Episode 5

-Geduld-

Es war ein Mal…

…ein Mädchen. Stumm stand es am Türrahmen, den Kopf seitlich an das vergilbte Holz gelehnt. Vergeblich suchte ihr Blick die gegenüberliegende Wand ab. Eine gezeichnete Wand voller Narben und Flecken. Eine Wand voller Leben. Begierde erfüllte ihre Gedanken. Kurz nachdem die Haustür ins Schloss fiel, erlosch das Licht im Treppenhaus.

Das Mädchen wartete. Es wartete. Und wartete. Dann endlich quälte sich eine Träne über ihre Wange. Das Mädchen lächelte, schloss die Tür und legte sich zu Bett.

Es war ein Mal…

…ein Mädchen. Klitzeklein hockte sie im Flur an einer viel zu kalten Wand und hörte Schritte sich entfernen. Es atmete nicht. Seinen Kopf vergrub es zwischen seinen Knien. Die Schritte wurden leiser. Die Haustür fiel ins Schloss. Schritte auf der Straße hallten durch das geöffnete Fenster. Jeder Schritt schmerzte. Es war ein unerträglicher Schmerz. Ein Stechen. Ein Drücken. Ein Ziehen. Implodierende Sehnsucht.

Das Mädchen blickte auf und wartete. Es wartete und atmete nicht. Es wartete. Dann endlich quälten sich zwei Tränen über seine Wange. Das Mädchen lächelte, schloss das Fenster und legte sich zu Bett.

Es war ein Mal…

…ein Mädchen. Im Mondschein sah es, wie sich die ganze herzzermahlende Schwere ihrer Seele im Wasser des Kanals spiegelte. Und wenn es sich aufmunternd über die Wange streichen wollte, zeriss die Hand sein vergeblich hoffendes Abbild und erzeugte ein Chaos aus Wellen und Blitzen. Schritte entfernten sich und waren bald nicht mehr zu hören.

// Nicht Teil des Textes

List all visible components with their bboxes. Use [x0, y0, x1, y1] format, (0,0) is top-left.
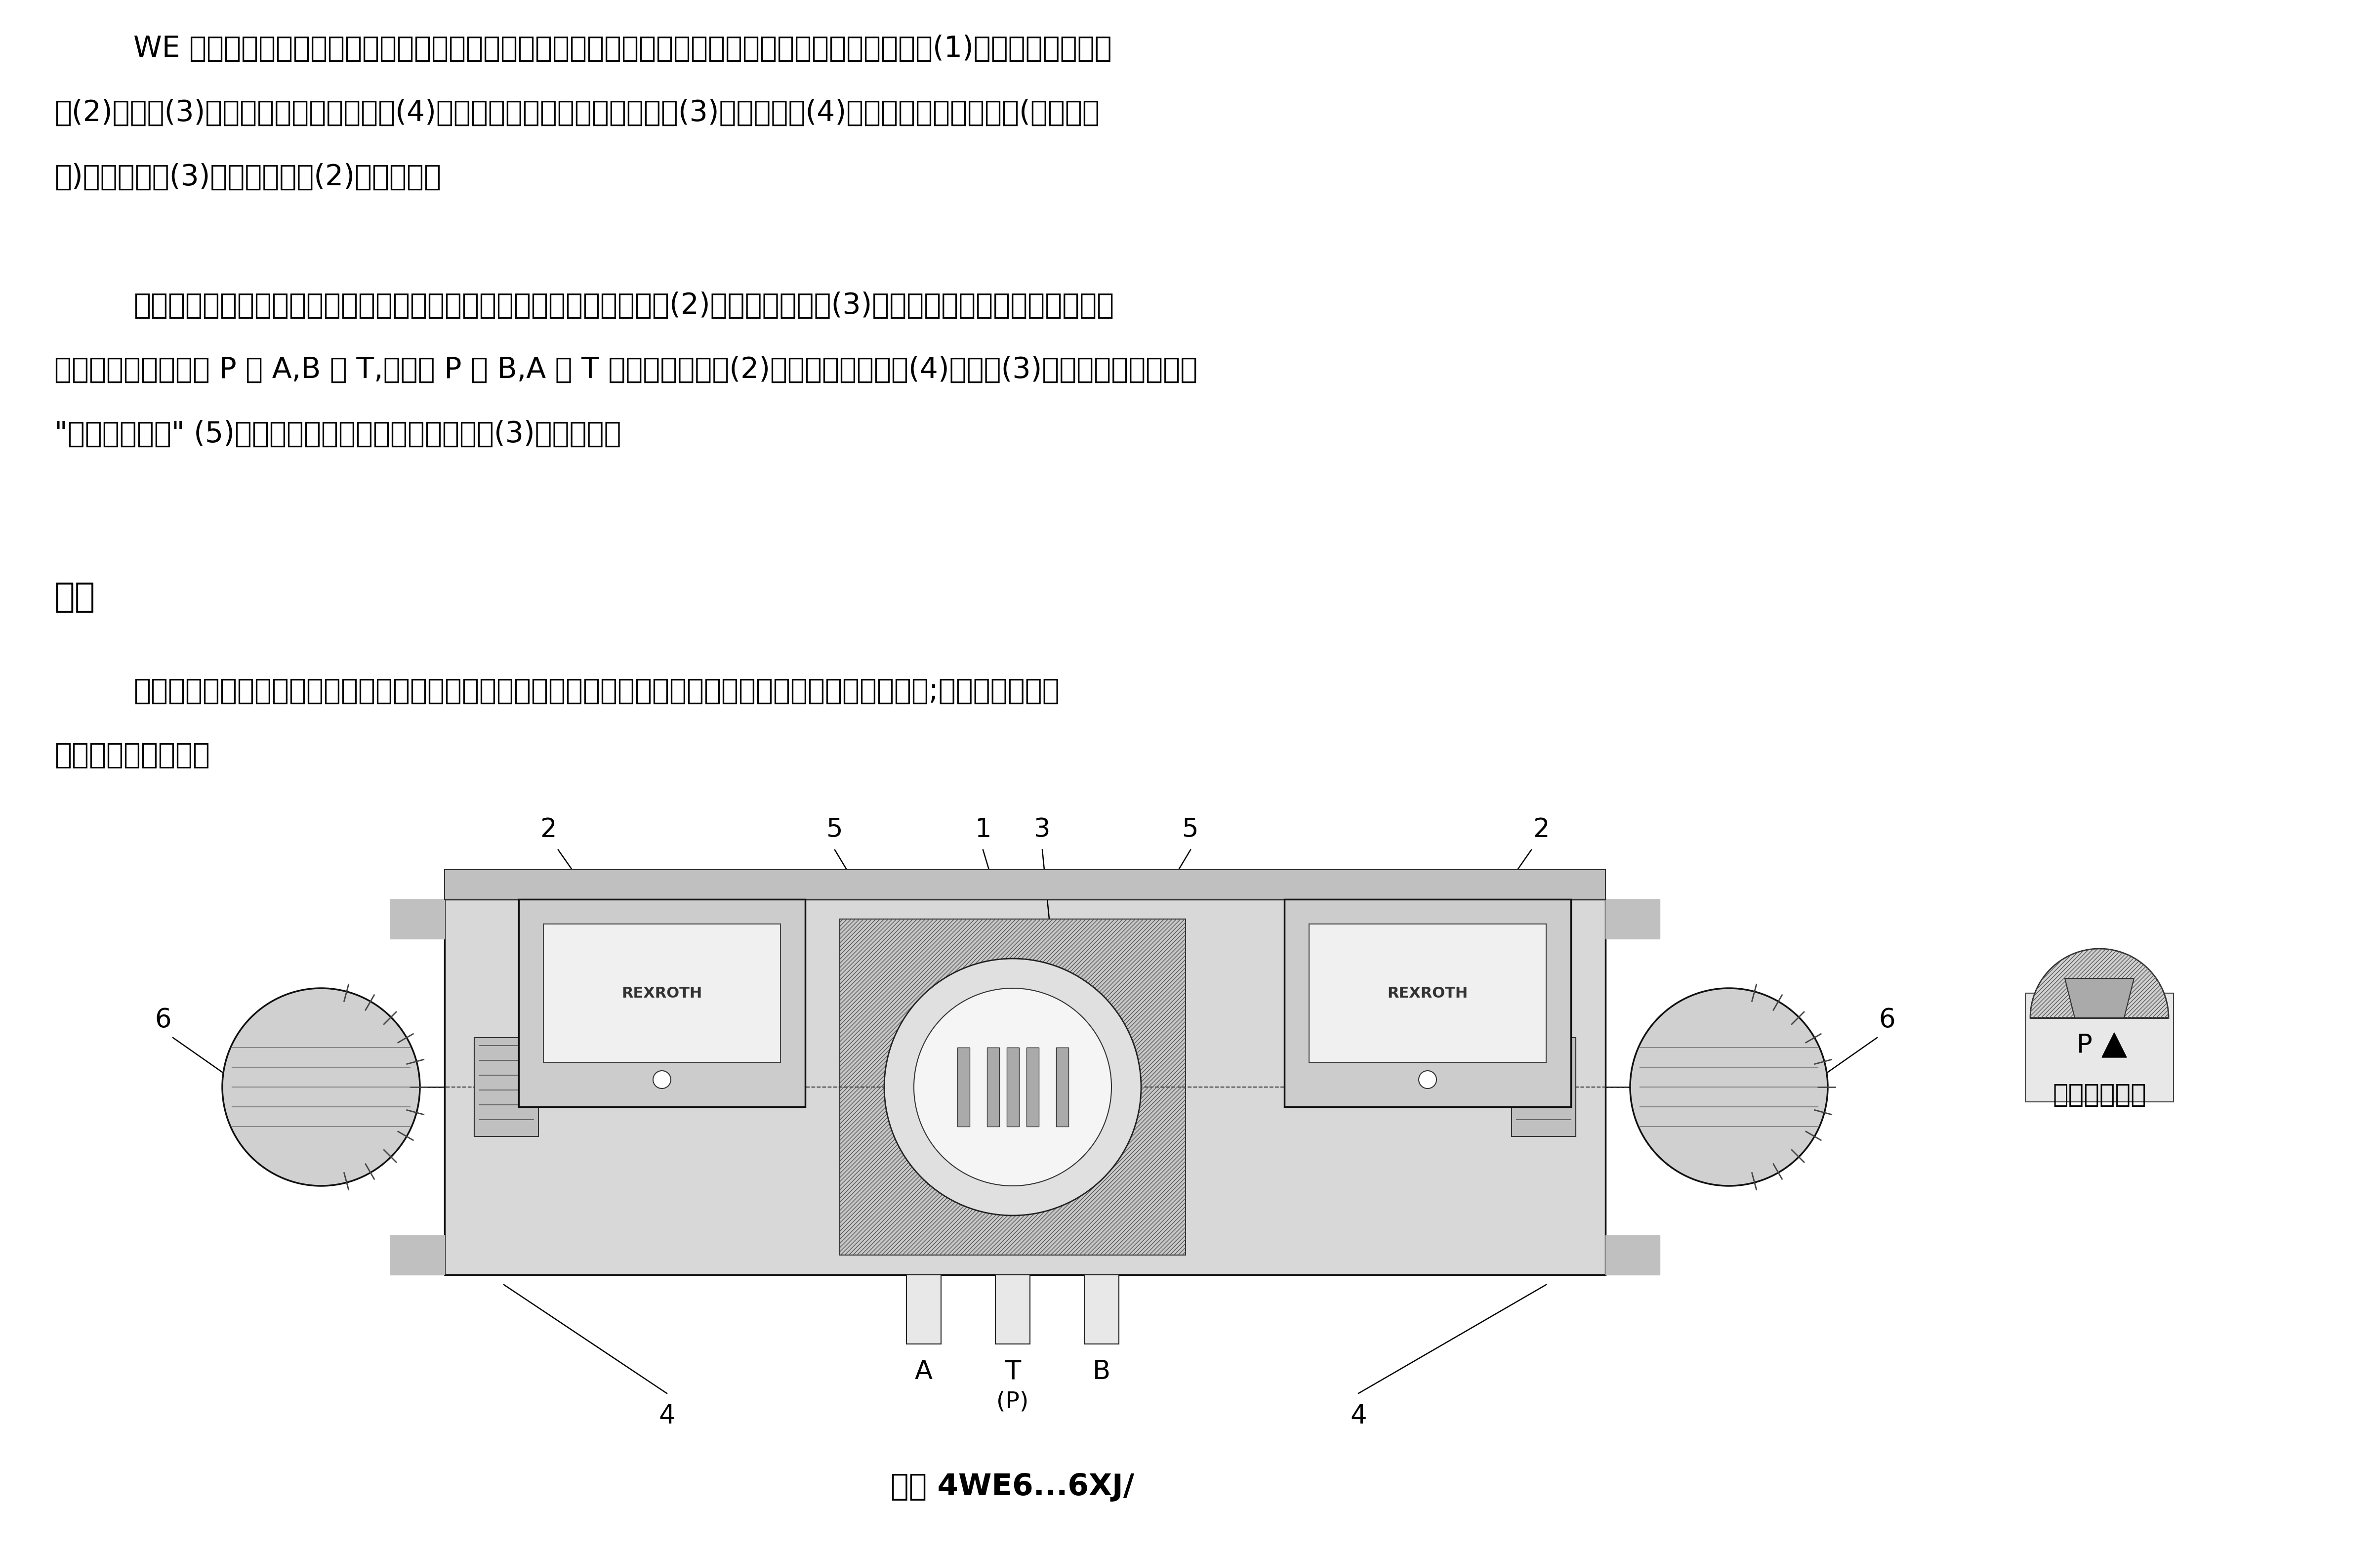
Bar: [1309, 924, 1547, 1062]
Text: A: A: [914, 1359, 933, 1385]
Text: 1: 1: [976, 817, 992, 842]
Text: 注意: 注意: [55, 580, 95, 614]
Text: P: P: [2078, 1031, 2092, 1058]
Bar: [840, 920, 1185, 1255]
Polygon shape: [390, 1235, 445, 1275]
Text: 2: 2: [540, 817, 557, 842]
Polygon shape: [2066, 979, 2135, 1017]
Text: 5: 5: [1183, 817, 1200, 842]
Bar: [988, 1047, 1000, 1126]
Text: 如果兩個或多個閥共用一個回油管，由於壓力峰值可能引起不正常的閥芯運動，特別是帶有定位機構的閥;所以推薦每個閥: 如果兩個或多個閥共用一個回油管，由於壓力峰值可能引起不正常的閥芯運動，特別是帶有…: [133, 676, 1059, 706]
Text: 6: 6: [155, 1007, 171, 1033]
Text: 2: 2: [1533, 817, 1549, 842]
Text: 外)。控制閥芯(3)由濕式電磁鐵(2)進行操作。: 外)。控制閥芯(3)由濕式電磁鐵(2)進行操作。: [55, 163, 440, 191]
Circle shape: [914, 988, 1111, 1187]
Bar: [1007, 1047, 1019, 1126]
Text: 5: 5: [826, 817, 843, 842]
Text: 端位元，壓力油液從 P 至 A,B 至 T,或者從 P 至 B,A 至 T 導通。在電磁鐵(2)斷電後由復位彈簧(4)將閥芯(3)推向中位。作為可選: 端位元，壓力油液從 P 至 A,B 至 T,或者從 P 至 B,A 至 T 導通…: [55, 355, 1197, 385]
Polygon shape: [2102, 1033, 2128, 1058]
Circle shape: [885, 959, 1140, 1216]
Text: 4: 4: [659, 1404, 676, 1428]
Bar: [1085, 1275, 1119, 1345]
Bar: [2025, 993, 2173, 1101]
Polygon shape: [390, 900, 445, 938]
Text: 採用單獨的回油管。: 採用單獨的回油管。: [55, 741, 209, 769]
Circle shape: [1418, 1070, 1438, 1089]
Bar: [519, 900, 804, 1107]
Text: 型號 4WE6...6XJ/: 型號 4WE6...6XJ/: [890, 1472, 1135, 1501]
Polygon shape: [2030, 949, 2168, 1017]
Text: T: T: [1004, 1359, 1021, 1385]
Bar: [995, 1275, 1031, 1345]
Text: 鐵(2)，閥芯(3)以及一個或兩個復位彈簧(4)組成。在沒有通電情況下，閥芯(3)在復位彈簧(4)作用下處於中位或原位(脈衝式除: 鐵(2)，閥芯(3)以及一個或兩個復位彈簧(4)組成。在沒有通電情況下，閥芯(3…: [55, 99, 1100, 127]
Text: "a": "a": [305, 1075, 345, 1100]
Bar: [907, 1275, 940, 1345]
Circle shape: [221, 988, 419, 1187]
Bar: [1511, 1038, 1576, 1137]
Bar: [474, 1038, 538, 1137]
Bar: [957, 1047, 969, 1126]
Text: WE 型換向閥是電磁鐵操作的滑閥式換向閥。它控制液流的開啟，關閉和液流方向。換向閥主要由閥體(1)，一個或兩個電磁: WE 型換向閥是電磁鐵操作的滑閥式換向閥。它控制液流的開啟，關閉和液流方向。換向…: [133, 34, 1111, 62]
Bar: [1026, 1047, 1038, 1126]
Text: 4: 4: [1349, 1404, 1366, 1428]
Bar: [543, 924, 781, 1062]
Bar: [1397, 900, 1457, 1107]
Text: 插入式節流器: 插入式節流器: [2052, 1083, 2147, 1107]
Bar: [445, 870, 1606, 900]
Text: "應急手動操作" (5)可在無電磁鐵控制時，使控制閥芯(3)能夠換向。: "應急手動操作" (5)可在無電磁鐵控制時，使控制閥芯(3)能夠換向。: [55, 420, 621, 448]
Text: REXROTH: REXROTH: [621, 986, 702, 1000]
Polygon shape: [1606, 1235, 1659, 1275]
Text: 6: 6: [1878, 1007, 1894, 1033]
Bar: [1057, 1047, 1069, 1126]
Text: (P): (P): [997, 1391, 1028, 1413]
Text: REXROTH: REXROTH: [1388, 986, 1468, 1000]
Text: 為了確保獲得滿意的功能，務必在電磁線圈的壓力腔充滿油液。電磁鐵(2)的力作用於閥芯(3)上，推動它由靜止位元至所需終: 為了確保獲得滿意的功能，務必在電磁線圈的壓力腔充滿油液。電磁鐵(2)的力作用於閥…: [133, 292, 1114, 320]
Circle shape: [1630, 988, 1828, 1187]
Text: 3: 3: [1033, 817, 1050, 842]
Bar: [633, 900, 693, 1107]
Bar: [840, 920, 1185, 1255]
Bar: [445, 900, 1606, 1275]
Text: B: B: [1092, 1359, 1111, 1385]
Polygon shape: [1606, 900, 1659, 938]
Text: "b": "b": [1704, 1075, 1745, 1100]
Circle shape: [652, 1070, 671, 1089]
Bar: [1285, 900, 1571, 1107]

Das Mädchen wartete. Das Chaos im Kanal beruhigte sich.
Es wartete weiter. Aus dem Chaos entstand nach und nach ein ruhiges, harmonisches Bild.
Das Mädchen wartete. Ein schönes Bild.
Es wartete immer noch. Der Wind spielte mit den Haaren des Mädchens.
Dann endlich! Ein, zwei, drei Tränen tanzten über die Wange des Mädchens. Es stand auf und lief. Den Kanal entlang, über die Brücke, am Brunnen vorbei und die Straße hinauf. Es lief so schnell es konnte. Es bog um die Ecke und wurde langsamer. Noch immer tanzten drei Tränen auf seiner Wange. Und vor der Haustür saß ein Junge.

Es war ein Mal…

…eine junge Frau. Sie küsste einen jungen Mann. Der junge Mann hatte eine schwierige Zeit hinter sich und noch immer waren viele Probleme nicht gelöst. Zwei Mal schien es, als würden sich die Umstände klären, die ihm die das Leben schwer machten. Zwei Mal wurde der junge Mann tief enttäuscht. Die junge Frau nahm den Mann in den Arm und sagte: „Ich weiß, was aller guten Dinge sind. Niemand weiß es besser als ich. Bald wird sich alles zum Guten wenden.“

Es war ein Mal…

…ein junges Paar. Sie standen im Türrahmen und wurden beobachtet. Aber sie bemerkten es nicht. Noch nie hatte jemand bemerkt, dass er von einer Wand beobachtet wurde. Von einer gezeichneten Wand voller Narben und Flecken. Einer Wand voller Leben.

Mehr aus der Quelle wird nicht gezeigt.